The best indicator I had was the nature of the crystals that were developed. I always started my cell sans copper. It accumulated fast enough that I didn't wish to lose any production. Initially, the deposit of silver was strongly attached to the cell, and often was a solid sheet. It would strip, but required a little effort. I used to use a fiber glass scarper (shop built, with a stainless handle) to remove the deposit. As the copper level climbed, the deposit turned more towards crystals, and were attached much looser.

When the copper level approached being too high, the nature of the deposit changed drastically. Instead of growing crystals, my particular setup would start growing thin strands of silver, much like strands of steel wool. That was a sure sign it was time to change electrolyte, and usually came at the end of the anode's life.
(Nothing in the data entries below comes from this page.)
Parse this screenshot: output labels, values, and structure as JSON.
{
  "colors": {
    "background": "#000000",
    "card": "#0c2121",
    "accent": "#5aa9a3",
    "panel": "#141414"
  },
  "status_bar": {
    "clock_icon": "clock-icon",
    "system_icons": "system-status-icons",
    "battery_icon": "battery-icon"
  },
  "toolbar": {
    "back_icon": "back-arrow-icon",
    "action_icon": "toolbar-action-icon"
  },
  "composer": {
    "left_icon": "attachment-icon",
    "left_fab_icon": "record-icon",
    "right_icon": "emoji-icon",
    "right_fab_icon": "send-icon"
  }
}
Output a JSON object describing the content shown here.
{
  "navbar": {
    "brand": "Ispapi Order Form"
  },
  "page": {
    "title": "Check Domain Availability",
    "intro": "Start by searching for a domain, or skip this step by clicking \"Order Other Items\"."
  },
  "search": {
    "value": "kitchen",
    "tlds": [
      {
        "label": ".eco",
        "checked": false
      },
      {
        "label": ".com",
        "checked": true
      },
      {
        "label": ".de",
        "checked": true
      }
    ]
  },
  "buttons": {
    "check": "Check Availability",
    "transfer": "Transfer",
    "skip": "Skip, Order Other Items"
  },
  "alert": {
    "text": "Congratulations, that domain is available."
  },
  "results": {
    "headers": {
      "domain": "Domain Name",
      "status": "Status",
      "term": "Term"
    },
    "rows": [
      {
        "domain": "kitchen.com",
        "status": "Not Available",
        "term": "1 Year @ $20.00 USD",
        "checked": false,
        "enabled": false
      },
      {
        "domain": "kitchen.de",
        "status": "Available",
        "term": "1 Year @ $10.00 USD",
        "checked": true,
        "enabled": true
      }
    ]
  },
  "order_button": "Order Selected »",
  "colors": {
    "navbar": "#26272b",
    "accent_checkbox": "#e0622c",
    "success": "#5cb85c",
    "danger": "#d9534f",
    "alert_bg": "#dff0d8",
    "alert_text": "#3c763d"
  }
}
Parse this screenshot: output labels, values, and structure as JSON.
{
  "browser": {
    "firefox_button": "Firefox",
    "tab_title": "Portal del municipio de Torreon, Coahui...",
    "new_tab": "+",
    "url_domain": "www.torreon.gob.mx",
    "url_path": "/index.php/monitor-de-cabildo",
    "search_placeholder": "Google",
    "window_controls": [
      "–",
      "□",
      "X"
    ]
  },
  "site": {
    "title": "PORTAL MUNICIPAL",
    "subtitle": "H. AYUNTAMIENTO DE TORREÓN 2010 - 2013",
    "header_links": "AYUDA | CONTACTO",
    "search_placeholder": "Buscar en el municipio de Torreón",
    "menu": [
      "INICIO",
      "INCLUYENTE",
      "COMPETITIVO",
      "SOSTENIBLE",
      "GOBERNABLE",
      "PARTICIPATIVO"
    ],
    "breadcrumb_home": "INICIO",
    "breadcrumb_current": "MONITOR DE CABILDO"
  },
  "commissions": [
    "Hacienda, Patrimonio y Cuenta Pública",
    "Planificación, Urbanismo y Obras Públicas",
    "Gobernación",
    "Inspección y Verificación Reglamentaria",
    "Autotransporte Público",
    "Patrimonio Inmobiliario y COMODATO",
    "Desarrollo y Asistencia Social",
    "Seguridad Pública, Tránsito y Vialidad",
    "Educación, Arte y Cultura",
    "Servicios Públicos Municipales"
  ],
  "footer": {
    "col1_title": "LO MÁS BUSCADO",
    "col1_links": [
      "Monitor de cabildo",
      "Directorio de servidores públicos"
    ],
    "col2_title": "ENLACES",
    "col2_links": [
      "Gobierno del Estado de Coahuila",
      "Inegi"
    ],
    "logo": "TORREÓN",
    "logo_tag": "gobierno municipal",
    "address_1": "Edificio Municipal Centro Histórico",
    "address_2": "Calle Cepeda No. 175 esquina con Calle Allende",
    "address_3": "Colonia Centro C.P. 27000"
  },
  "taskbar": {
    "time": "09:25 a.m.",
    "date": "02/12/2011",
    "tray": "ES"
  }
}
To insure that the production was pure, I always dissolved the fine strands, along with crystal. The strands, being the last to be grown, were an excellent measure of the over-all quality, usually yielding a clear solution. Any crystal harvested from a batch that made an off color electrolyte was placed back in the basket, with an anode placed on top. The crystal was parted a second time to insure purity. There was no need to melt.

I believe I have discussed this previously, but old age is taking a toll on my memory.

Harold

P.S.
Four scotches?

Damn, that sounds good! :)
 
Harold_V said:
By boiling, all traces of the big red cloud were removed from the solution, yielding a clear color
This is important in that the color of the solution while driving out the gases and hot will resemble that of a slight palladium contamination. Until cool it can also have a slight bluish green hue that looks like a slight copper contamination.

Harold_V said:
Running an anode that was too heavily concentrated in platinum group metals was occasionally a problem, causing a trace of palladium to co-deposit
I have not found to date any PGM other than palladium in my electrolyte. When one is concerned about palladium due to feedstock, DMG will tell the tale. Nickel can be a problem as well but is seldom seen unless running material from white gold inquartations in my experience.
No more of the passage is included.